Faz tempo que todo mês tem novidade.
Pena que são sempre péssimas,
trazendo coisas cada vez mais pesadíssimas…
Chegou a época de desgraças coletivas e de austeridade.
Chego em casa e para me receber só há contas.
Trabalho feito condenado, e nada muda.
Meu único prazer é chegar em casa e ficar sem terno, só de bermuda.
Pego cerveja e na ligação, meu amigo famoso pelos nos filmes pontas.
“Aí, Marcelo, escuta antes de ficar só reclamando!”
Vem ele com suas censuras,
e peço para falar logo e deixar de frescuras,
afinal dublê não entenderia o que eu no mercado de ações estou passando.
“Você vai ver, isso vai te relaxar mais do que você imagina.”
Ele finaliza e eu desligo, incrédulo que mais uma vez na sua lábia caí,
só que não aguentava mais ficar naquele prédio e resolvi arriscar e ir:
para esquecer do stress e nervo, melhor mesmo fugir para a colina.
Cheguei a fazenda do Horácio e ele queria me mostrar sua nova potranca.
Achei que era outra de suas amantes, e foi me levando para o estábulo.
Comecei a achar aquilo tudo tão estranho que me faltou vocábulo.
“Essa é a Canela. Meu novo amor é essa égua linda!”, falou com voz franca.
“Olha, rapaz, não vim lá da capital para ser com algum crime envolvido.”
“Para de besteira”, falou ele rindo. “Lembra que a gente jóquei era?”
De fato já tinha corrido, mas ao invés de fazendeiro, cacei outra quimera:
uma que quando alta me anima, mas que quando desce, me deixa moído.

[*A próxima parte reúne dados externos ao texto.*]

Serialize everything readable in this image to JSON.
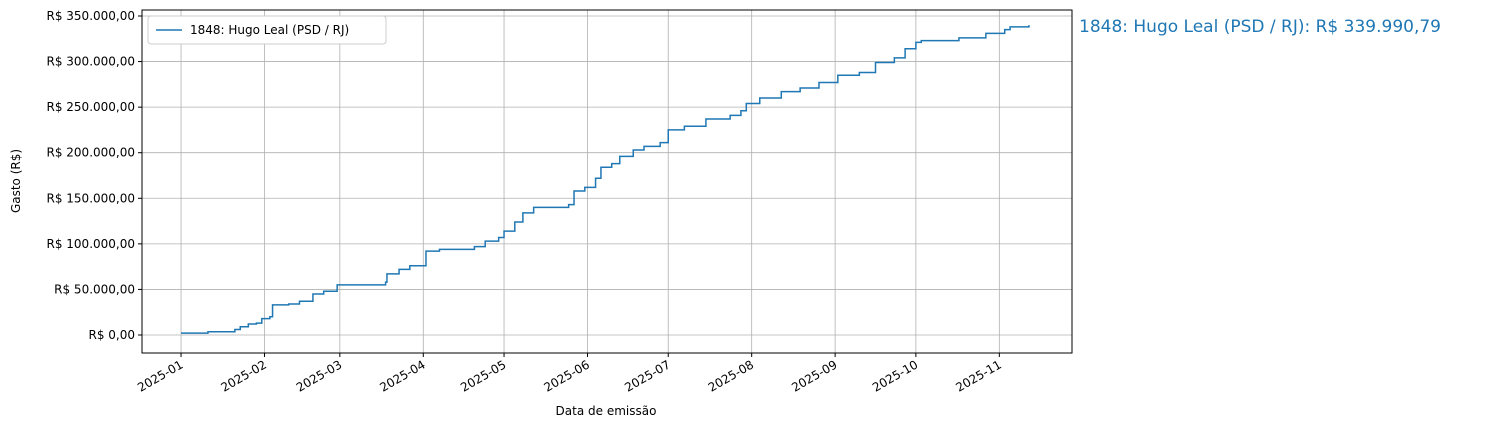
{
  "chart_data": {
    "type": "line",
    "step": true,
    "xlabel": "Data de emissão",
    "ylabel": "Gasto (R$)",
    "annotation": "1848: Hugo Leal (PSD / RJ): R$ 339.990,79",
    "legend": "upper left",
    "grid": true,
    "x": [
      0,
      10,
      20,
      22,
      25,
      28,
      30,
      33,
      34,
      40,
      44,
      49,
      53,
      58,
      76,
      76.5,
      81,
      85,
      91,
      96,
      109,
      113,
      118,
      120,
      124,
      127,
      131,
      144,
      146,
      150,
      154,
      156,
      160,
      163,
      168,
      172,
      178,
      181,
      187,
      195,
      204,
      208,
      210,
      215,
      223,
      230,
      237,
      244,
      252,
      258,
      265,
      269,
      273,
      275,
      289,
      299,
      306,
      308,
      315
    ],
    "series": [
      {
        "name": "1848: Hugo Leal (PSD / RJ)",
        "color": "#1f77b4",
        "values": [
          2000,
          3500,
          6000,
          9000,
          12000,
          13000,
          18000,
          20000,
          33000,
          34000,
          37000,
          45000,
          48000,
          55000,
          58000,
          67000,
          72000,
          76000,
          92000,
          94000,
          97000,
          103000,
          107000,
          114000,
          124000,
          134000,
          140000,
          143000,
          158000,
          162000,
          172000,
          184000,
          188000,
          196000,
          203000,
          207000,
          211000,
          225000,
          229000,
          237000,
          241000,
          246000,
          254000,
          260000,
          267000,
          271000,
          277000,
          285000,
          288000,
          299000,
          304000,
          314000,
          321000,
          323000,
          326000,
          331000,
          335000,
          338000,
          339990.79
        ]
      }
    ],
    "xlim": [
      -14.5,
      331
    ],
    "xticks": [
      {
        "value": 0,
        "label": "2025-01"
      },
      {
        "value": 31,
        "label": "2025-02"
      },
      {
        "value": 59,
        "label": "2025-03"
      },
      {
        "value": 90,
        "label": "2025-04"
      },
      {
        "value": 120,
        "label": "2025-05"
      },
      {
        "value": 151,
        "label": "2025-06"
      },
      {
        "value": 181,
        "label": "2025-07"
      },
      {
        "value": 212,
        "label": "2025-08"
      },
      {
        "value": 243,
        "label": "2025-09"
      },
      {
        "value": 273,
        "label": "2025-10"
      },
      {
        "value": 304,
        "label": "2025-11"
      }
    ],
    "ylim": [
      -19750,
      356580
    ],
    "yticks": [
      {
        "value": 0,
        "label": "R$ 0,00"
      },
      {
        "value": 50000,
        "label": "R$ 50.000,00"
      },
      {
        "value": 100000,
        "label": "R$ 100.000,00"
      },
      {
        "value": 150000,
        "label": "R$ 150.000,00"
      },
      {
        "value": 200000,
        "label": "R$ 200.000,00"
      },
      {
        "value": 250000,
        "label": "R$ 250.000,00"
      },
      {
        "value": 300000,
        "label": "R$ 300.000,00"
      },
      {
        "value": 350000,
        "label": "R$ 350.000,00"
      }
    ]
  }
}
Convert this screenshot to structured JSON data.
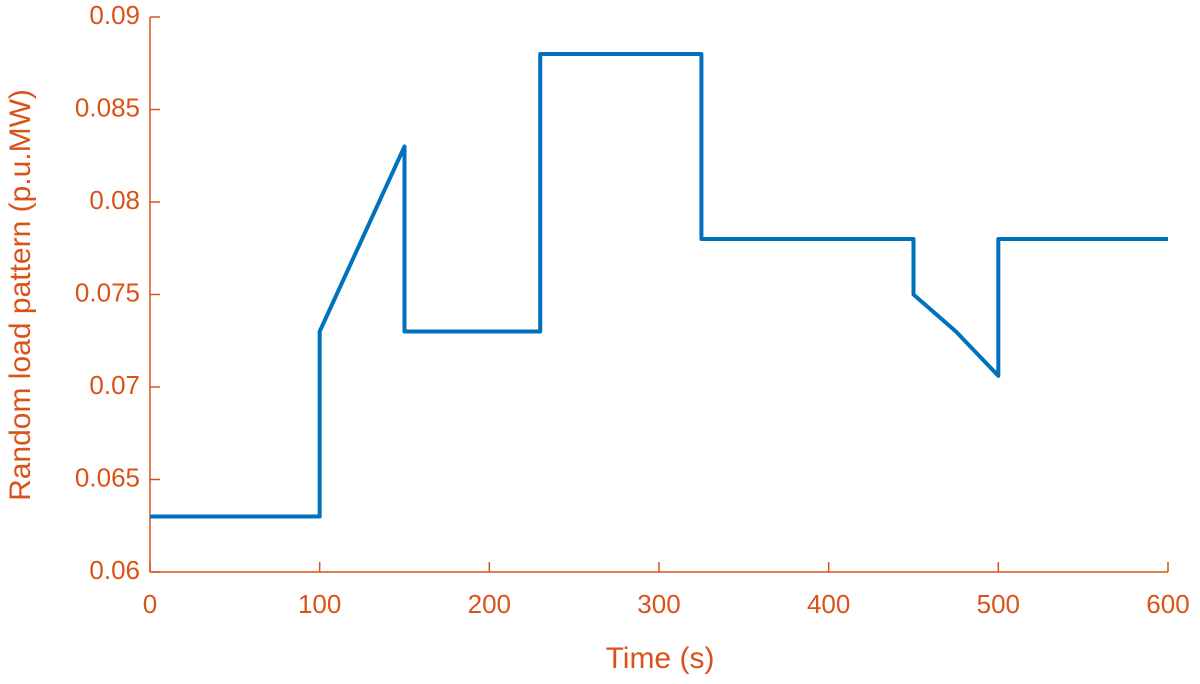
{
  "chart_data": {
    "type": "line",
    "x_label": "Time (s)",
    "y_label": "Random load pattern (p.u.MW)",
    "x": [
      0,
      100,
      100,
      150,
      150,
      230,
      230,
      325,
      325,
      450,
      450,
      475,
      500,
      500,
      600
    ],
    "series": [
      {
        "color": "#0072bd",
        "values": [
          0.063,
          0.063,
          0.073,
          0.083,
          0.073,
          0.073,
          0.088,
          0.088,
          0.078,
          0.078,
          0.075,
          0.073,
          0.0706,
          0.078,
          0.078
        ]
      }
    ],
    "axis_color": "#d95319",
    "xlim": [
      0,
      600
    ],
    "xticks": [
      0,
      100,
      200,
      300,
      400,
      500,
      600
    ],
    "ylim": [
      0.06,
      0.09
    ],
    "yticks": [
      0.06,
      0.065,
      0.07,
      0.075,
      0.08,
      0.085,
      0.09
    ],
    "grid": false
  }
}
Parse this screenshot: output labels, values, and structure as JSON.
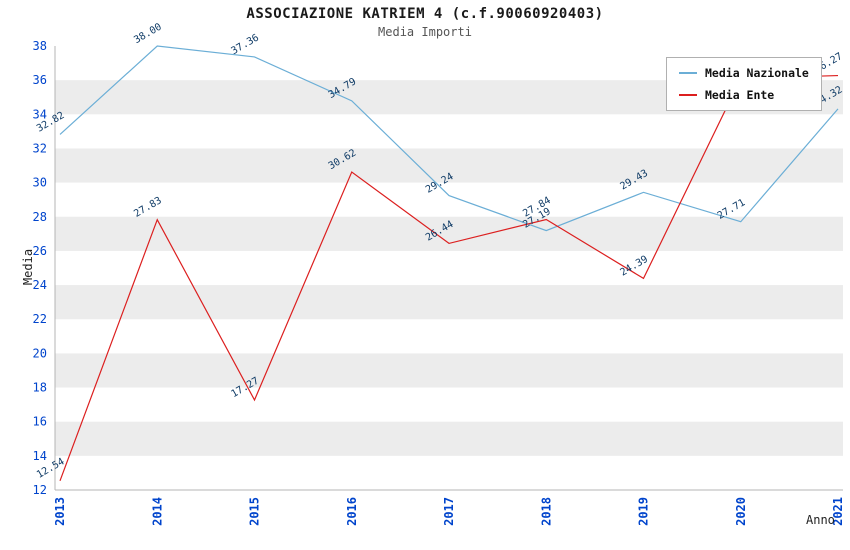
{
  "title": "ASSOCIAZIONE KATRIEM 4 (c.f.90060920403)",
  "subtitle": "Media Importi",
  "colors": {
    "band": "#ececec",
    "tick": "#0044cc",
    "point_label": "#0f3b66",
    "axis": "#b5b5b5",
    "legend_border": "#b0b0b0",
    "nazionale": "#6baed6",
    "ente": "#dc1f1f"
  },
  "chart_data": {
    "type": "line",
    "title": "ASSOCIAZIONE KATRIEM 4 (c.f.90060920403)",
    "subtitle": "Media Importi",
    "xlabel": "Anno",
    "ylabel": "Media",
    "x": [
      "2013",
      "2014",
      "2015",
      "2016",
      "2017",
      "2018",
      "2019",
      "2020",
      "2021"
    ],
    "ylim": [
      12,
      38
    ],
    "ytick_step": 2,
    "grid": "alternating-horizontal-bands",
    "legend_position": "top-right",
    "series": [
      {
        "name": "Media Nazionale",
        "color": "#6baed6",
        "values": [
          32.82,
          38.0,
          37.36,
          34.79,
          29.24,
          27.19,
          29.43,
          27.71,
          34.32
        ],
        "labels": [
          "32.82",
          "38.00",
          "37.36",
          "34.79",
          "29.24",
          "27.19",
          "29.43",
          "27.71",
          "34.32"
        ]
      },
      {
        "name": "Media Ente",
        "color": "#dc1f1f",
        "values": [
          12.54,
          27.83,
          17.27,
          30.62,
          26.44,
          27.84,
          24.39,
          36.1,
          36.27
        ],
        "labels": [
          "12.54",
          "27.83",
          "17.27",
          "30.62",
          "26.44",
          "27.84",
          "24.39",
          "",
          "36.27"
        ],
        "note": "2020 point estimated from plot; its label is hidden behind the legend"
      }
    ]
  }
}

“Larga mão desse mercado que só te deixa estressado,
e vamos recuperar os bons tempos e voltar a correr!”
Horácio não era mais ator e fez o haras do qual falou até me enlouquecer,
e resolvi pelo menos dar uma volta e subi no animal selado.

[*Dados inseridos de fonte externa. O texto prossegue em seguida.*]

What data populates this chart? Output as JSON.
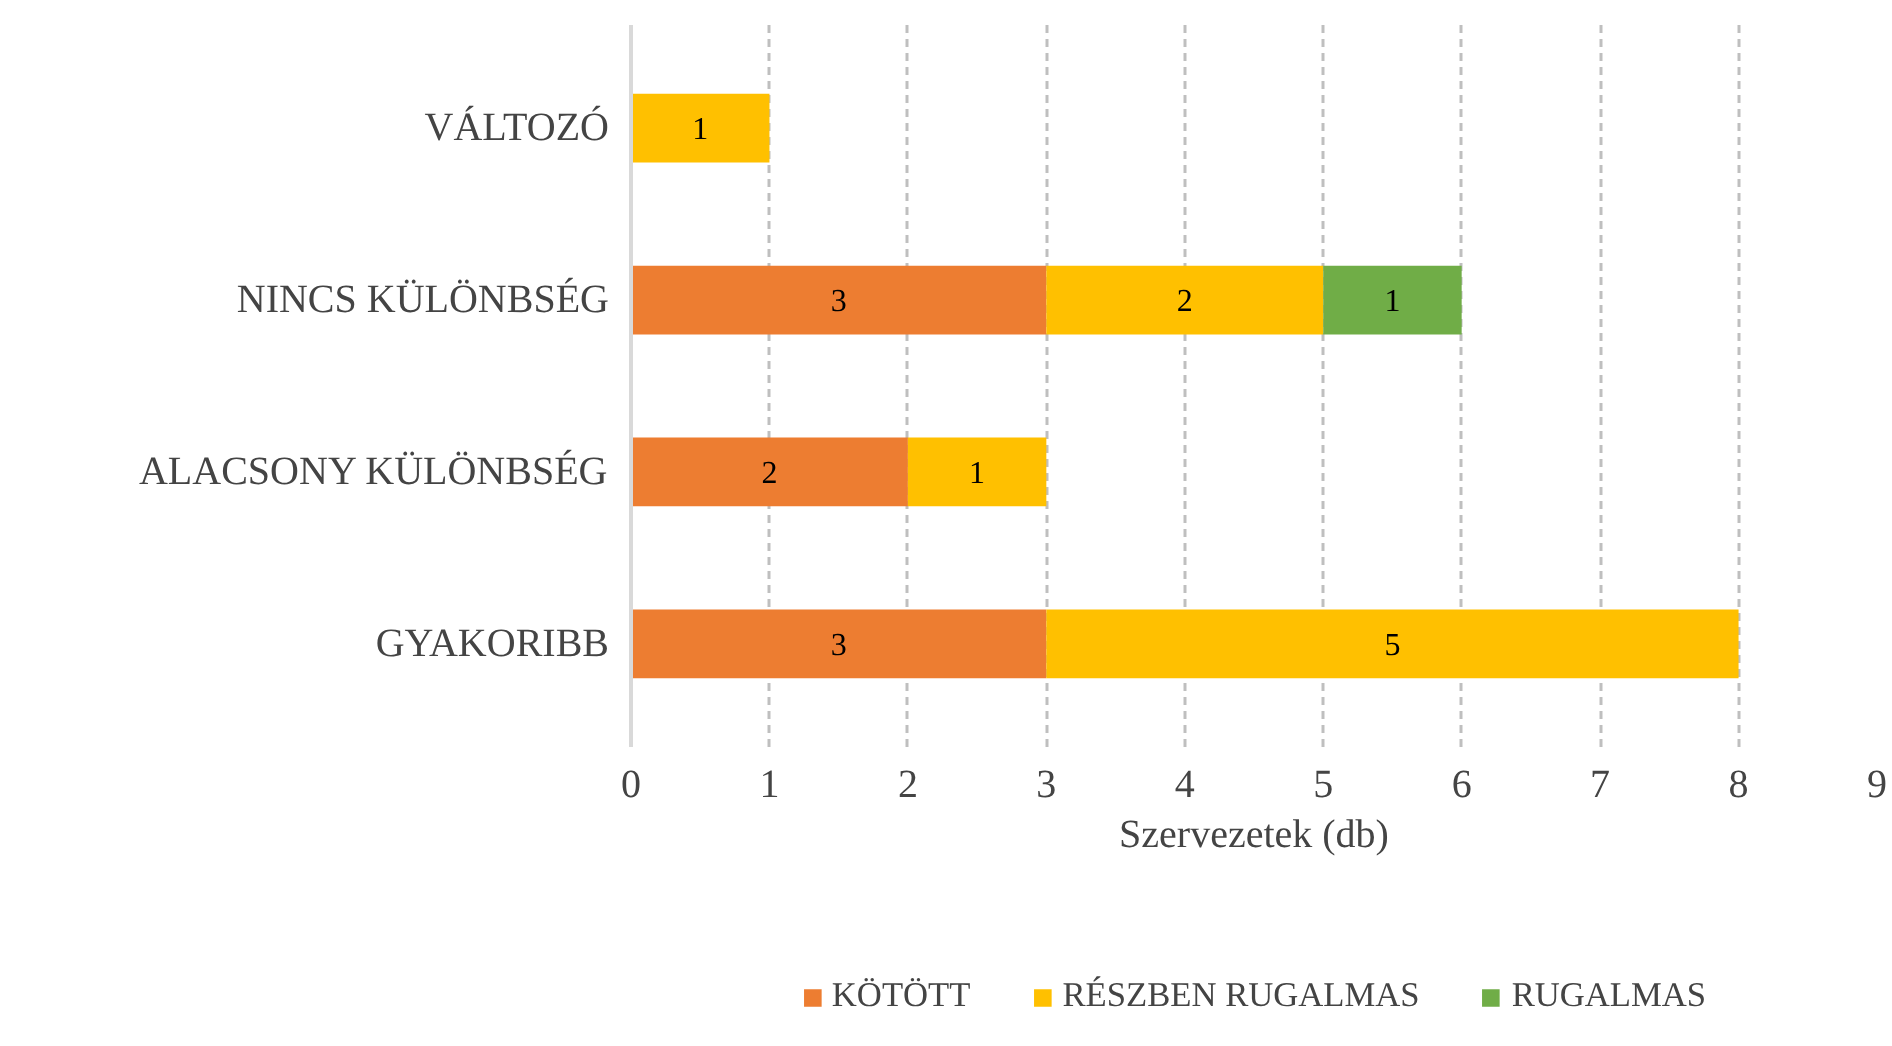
{
  "chart_data": {
    "type": "bar",
    "orientation": "horizontal",
    "stacked": true,
    "xlabel": "Szervezetek (db)",
    "categories": [
      "VÁLTOZÓ",
      "NINCS KÜLÖNBSÉG",
      "ALACSONY KÜLÖNBSÉG",
      "GYAKORIBB"
    ],
    "series": [
      {
        "name": "KÖTÖTT",
        "color": "#ed7d31",
        "values": [
          null,
          3,
          2,
          3
        ]
      },
      {
        "name": "RÉSZBEN RUGALMAS",
        "color": "#ffc000",
        "values": [
          1,
          2,
          1,
          5
        ]
      },
      {
        "name": "RUGALMAS",
        "color": "#70ad47",
        "values": [
          null,
          1,
          null,
          null
        ]
      }
    ],
    "xlim": [
      0,
      9
    ],
    "xticks": [
      0,
      1,
      2,
      3,
      4,
      5,
      6,
      7,
      8,
      9
    ],
    "grid": "x",
    "legend": "bottom",
    "data_labels": true
  }
}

Correr pelo campo me deu uma extrema liberdade:
era ótimo não ver ninguém me ultrapassando, comprando primeiro,
ou vendendo antes de mim; e o bicho parecia meu companheiro
de tempos, mas era viva ainda a minha habilidade.
Em pouco tempo os pesos do escritório e da plataforma saíram das costas.

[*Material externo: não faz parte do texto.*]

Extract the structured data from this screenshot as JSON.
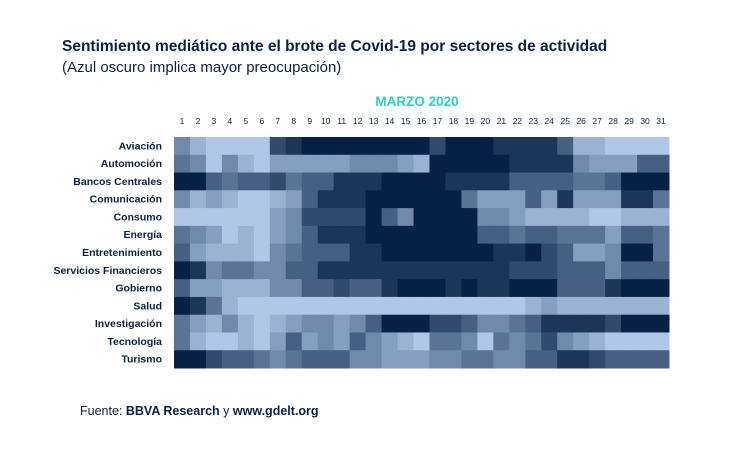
{
  "title": "Sentimiento mediático ante el brote de Covid-19 por sectores de actividad",
  "subtitle": "(Azul oscuro implica mayor preocupación)",
  "source": {
    "prefix": "Fuente: ",
    "org": "BBVA Research",
    "conj": " y ",
    "site": "www.gdelt.org"
  },
  "colors": {
    "low": "#c5dcfb",
    "high": "#072146",
    "month_label": "#2dcccd",
    "text": "#072146"
  },
  "chart_data": {
    "type": "heatmap",
    "title": "Sentimiento mediático ante el brote de Covid-19 por sectores de actividad",
    "subtitle": "(Azul oscuro implica mayor preocupación)",
    "x_title": "MARZO 2020",
    "x": [
      "1",
      "2",
      "3",
      "4",
      "5",
      "6",
      "7",
      "8",
      "9",
      "10",
      "11",
      "12",
      "13",
      "14",
      "15",
      "16",
      "17",
      "18",
      "19",
      "20",
      "21",
      "22",
      "23",
      "24",
      "25",
      "26",
      "27",
      "28",
      "29",
      "30",
      "31"
    ],
    "y": [
      "Aviación",
      "Automoción",
      "Bancos Centrales",
      "Comunicación",
      "Consumo",
      "Energía",
      "Entretenimiento",
      "Servicios Financieros",
      "Gobierno",
      "Salud",
      "Investigación",
      "Tecnología",
      "Turismo"
    ],
    "value_scale": "0 = más claro, 9 = azul más oscuro (mayor preocupación)",
    "values": [
      [
        4,
        2,
        1,
        1,
        1,
        1,
        7,
        8,
        9,
        9,
        9,
        9,
        9,
        9,
        9,
        9,
        7,
        9,
        9,
        9,
        8,
        8,
        8,
        8,
        6,
        2,
        2,
        1,
        1,
        1,
        1
      ],
      [
        5,
        4,
        1,
        4,
        2,
        1,
        3,
        3,
        3,
        3,
        3,
        4,
        4,
        4,
        3,
        2,
        9,
        9,
        9,
        9,
        9,
        8,
        8,
        8,
        8,
        4,
        3,
        3,
        3,
        6,
        6
      ],
      [
        9,
        9,
        6,
        5,
        6,
        6,
        7,
        5,
        6,
        6,
        8,
        8,
        8,
        9,
        9,
        9,
        9,
        8,
        8,
        8,
        8,
        6,
        6,
        6,
        6,
        5,
        5,
        6,
        9,
        9,
        9
      ],
      [
        4,
        2,
        3,
        2,
        1,
        1,
        2,
        3,
        6,
        8,
        8,
        8,
        9,
        9,
        9,
        9,
        9,
        9,
        5,
        3,
        3,
        3,
        6,
        3,
        8,
        3,
        3,
        3,
        8,
        8,
        5
      ],
      [
        1,
        1,
        1,
        1,
        1,
        1,
        3,
        4,
        7,
        7,
        7,
        7,
        9,
        6,
        4,
        9,
        9,
        9,
        9,
        4,
        4,
        3,
        2,
        2,
        2,
        2,
        1,
        1,
        2,
        2,
        2
      ],
      [
        5,
        4,
        3,
        1,
        2,
        1,
        3,
        4,
        6,
        8,
        8,
        8,
        9,
        9,
        9,
        9,
        9,
        9,
        9,
        6,
        6,
        5,
        6,
        6,
        5,
        5,
        5,
        3,
        6,
        6,
        5
      ],
      [
        6,
        3,
        2,
        2,
        2,
        1,
        4,
        5,
        6,
        6,
        6,
        8,
        8,
        9,
        9,
        9,
        9,
        9,
        9,
        9,
        8,
        8,
        9,
        7,
        6,
        3,
        3,
        4,
        9,
        9,
        5
      ],
      [
        9,
        8,
        4,
        5,
        5,
        4,
        4,
        6,
        6,
        8,
        8,
        8,
        8,
        8,
        8,
        8,
        8,
        8,
        8,
        8,
        8,
        7,
        7,
        7,
        6,
        6,
        6,
        4,
        6,
        6,
        6
      ],
      [
        6,
        3,
        3,
        2,
        2,
        2,
        4,
        4,
        6,
        6,
        7,
        6,
        6,
        8,
        9,
        9,
        9,
        8,
        9,
        8,
        8,
        9,
        9,
        9,
        6,
        6,
        6,
        8,
        9,
        9,
        9
      ],
      [
        9,
        8,
        5,
        2,
        1,
        1,
        1,
        1,
        1,
        1,
        1,
        1,
        1,
        1,
        1,
        1,
        1,
        1,
        1,
        1,
        1,
        1,
        2,
        3,
        2,
        2,
        2,
        2,
        2,
        2,
        2
      ],
      [
        5,
        3,
        2,
        4,
        2,
        1,
        2,
        3,
        4,
        4,
        3,
        4,
        6,
        9,
        9,
        9,
        7,
        7,
        6,
        4,
        4,
        5,
        6,
        8,
        8,
        8,
        8,
        7,
        9,
        9,
        9
      ],
      [
        5,
        2,
        1,
        1,
        2,
        1,
        3,
        6,
        3,
        4,
        3,
        6,
        4,
        3,
        2,
        1,
        5,
        5,
        4,
        1,
        5,
        4,
        5,
        7,
        4,
        3,
        2,
        1,
        1,
        1,
        1
      ],
      [
        9,
        9,
        7,
        6,
        6,
        5,
        4,
        5,
        6,
        6,
        6,
        4,
        4,
        3,
        3,
        3,
        4,
        4,
        5,
        5,
        4,
        4,
        6,
        6,
        8,
        8,
        7,
        6,
        6,
        6,
        6
      ]
    ]
  }
}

Sentamos para beber, e Horácio falou dos seus planos
e de como queria sediar provas todos os anos.
Parabenizei meu amigo e voltei com energias mais dispostas.
Porém, tudo que me irritava também voltou,
e lá estavam de novo os atrasos, do trânsito a lentidão,
dinheiro escoando e minha mente cheia de novo de poluição.
Assim não tinha jeito, deixei tudo e ao campo meu espírito me levou.
Assim, era como se eu tivesse voltado a viver,
e entrei como sócio do empreendimento, além de poder correr.
Ser livre sempre foi minha prioridade, mas meu amigo soube escolher
melhor, e por sorte, eu entendi a tempo de não virar oco cadáver.